Mehraufwendungen wären selbst dann nicht gerechtfertigt, wenn die Kosten für das Arzneimittel Viani und für Antibiotika berücksichtigt
würden, weil der Prüfungsausschuss zu Unrecht 20.358,22 € für Verordnungen mit Netto-Nullwert abgezogen habe. Der Bescheid
des Beklagten sei aber wegen Verstoßes gegen §
106 Abs.
5d SGB V rechtswidrig, weil das Verwaltungsverfahren nicht ordnungsgemäß durchgeführt worden sei. Zwar sei §
106 Abs.
5d SGB V anders als §
106 Abs.
5a Satz 3
SGB V nicht als Soll-Vorschrift formuliert. Doch bestehe eine entsprechende Verpflichtung, wenn der Arzt - wie hier - den Abschluss
einer individuellen Richtgrößenvereinbarung beantrage. Wie in den Gesetzesmaterialien zum Ausdruck komme, habe der Gesetzgeber
der Einhaltung der Richtgrößen in der Zukunft gegenüber einem auf die Vergangenheit bezogenen Regress höhere Bedeutung eingeräumt.
Der Zweck einer individuellen Richtgrößenvereinbarung sei nicht schon wegen Zeitablaufs verfehlt. Die Begrenzung des Verordnungsvolumens
sei auch bei einem späteren Abschluss der Vereinbarung erreichbar.
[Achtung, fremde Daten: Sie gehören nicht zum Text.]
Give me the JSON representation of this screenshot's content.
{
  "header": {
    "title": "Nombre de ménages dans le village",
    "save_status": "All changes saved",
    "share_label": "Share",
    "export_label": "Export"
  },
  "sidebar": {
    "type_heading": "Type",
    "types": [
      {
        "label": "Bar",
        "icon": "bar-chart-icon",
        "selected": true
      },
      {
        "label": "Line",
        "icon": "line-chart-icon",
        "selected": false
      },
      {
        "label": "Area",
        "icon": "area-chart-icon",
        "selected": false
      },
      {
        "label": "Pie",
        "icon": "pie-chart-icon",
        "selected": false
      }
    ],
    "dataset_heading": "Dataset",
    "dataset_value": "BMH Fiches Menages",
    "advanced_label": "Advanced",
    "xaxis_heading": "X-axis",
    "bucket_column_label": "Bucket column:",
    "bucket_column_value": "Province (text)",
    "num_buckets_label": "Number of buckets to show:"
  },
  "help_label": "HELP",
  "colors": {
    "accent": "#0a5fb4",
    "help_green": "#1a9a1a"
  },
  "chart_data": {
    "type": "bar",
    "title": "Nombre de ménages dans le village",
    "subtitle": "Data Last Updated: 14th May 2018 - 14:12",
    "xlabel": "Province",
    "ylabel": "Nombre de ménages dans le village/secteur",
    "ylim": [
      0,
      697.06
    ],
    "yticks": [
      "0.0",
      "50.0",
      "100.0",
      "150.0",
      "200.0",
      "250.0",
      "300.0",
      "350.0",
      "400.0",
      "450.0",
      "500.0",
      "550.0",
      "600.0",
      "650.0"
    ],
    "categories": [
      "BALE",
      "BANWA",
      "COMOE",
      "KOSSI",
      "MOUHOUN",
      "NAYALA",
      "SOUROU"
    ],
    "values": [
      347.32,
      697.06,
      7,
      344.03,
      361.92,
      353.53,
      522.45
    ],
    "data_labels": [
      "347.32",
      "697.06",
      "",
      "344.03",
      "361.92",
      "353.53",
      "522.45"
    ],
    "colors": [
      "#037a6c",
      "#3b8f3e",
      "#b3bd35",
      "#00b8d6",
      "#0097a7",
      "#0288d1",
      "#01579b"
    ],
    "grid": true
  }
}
Die davon ausgehende Steuerungsfunktion sei unabhängig
davon gegeben, zu welchem Zeitpunkt die Vereinbarung abgeschlossen werde. Der Kläger sei mit seinem Begehren auch nicht deshalb
präkludiert, weil vom Prüfungsausschuss bereits ein Regress festgesetzt worden sei. Weder dem Wortlaut des §
106 Abs.
5d SGB V noch den Gesetzesmaterialien lasse sich entnehmen, dass nur der Prüfungsausschuss eine solche Vereinbarung abschließen könne.
Vielmehr müsse auch insoweit gelten, dass der Beschwerdeausschuss mit Einlegung des Widerspruchs ausschließlich funktionell
zuständig geworden sei.
Hiergegen richtet sich der Beklagte mit seiner am 06.04.2011 eingelegten Berufung. Bereits aus dem Wortlaut des §
106 Abs.
5d SGB V ergebe sich, dass eine individuelle Richtgröße nach Festsetzung eines Regresses nicht mehr vereinbart werden könne. Dann
könne der Zweck einer solchen Vereinbarung, der darin bestehe, den berechneten Regress nicht festzusetzen, sondern durch eine
individuelle Richtgröße abzulösen, auch nicht mehr erreicht werden. Aus dem Gesetzestext lasse sich - anders als bei §
106 Abs.
5a Satz 4
SGB V - nicht ableiten, dass der Prüfungsausschuss verpflichtet gewesen wäre, dem Kläger ein Angebot zu unterbreiten. Vielmehr
müsse der Arzt insoweit an den Prüfungsausschuss herantreten. Die ausweislich der Gesetzesmaterialien bezweckte Vereinfachung
und Verschlankung der Wirtschaftlichkeitsprüfung sprächen gegen den Abschluss einer Vereinbarung nach der Festsetzung eines
Regresses. Aus Gleichbehandlungsgründen dürften die Prüfgremien individuelle Richtgrößenvereinbarungen nur im gleichen Verfahrensstadium
anbieten.
Der Beklagte beantragt,
das Urteil des Sozialgerichts Dresden vom 2. Februar 2011 aufzuheben und die Klage abzuweisen.
Der Kläger beantragt,
die Berufung des Beklagten zurückzuweisen.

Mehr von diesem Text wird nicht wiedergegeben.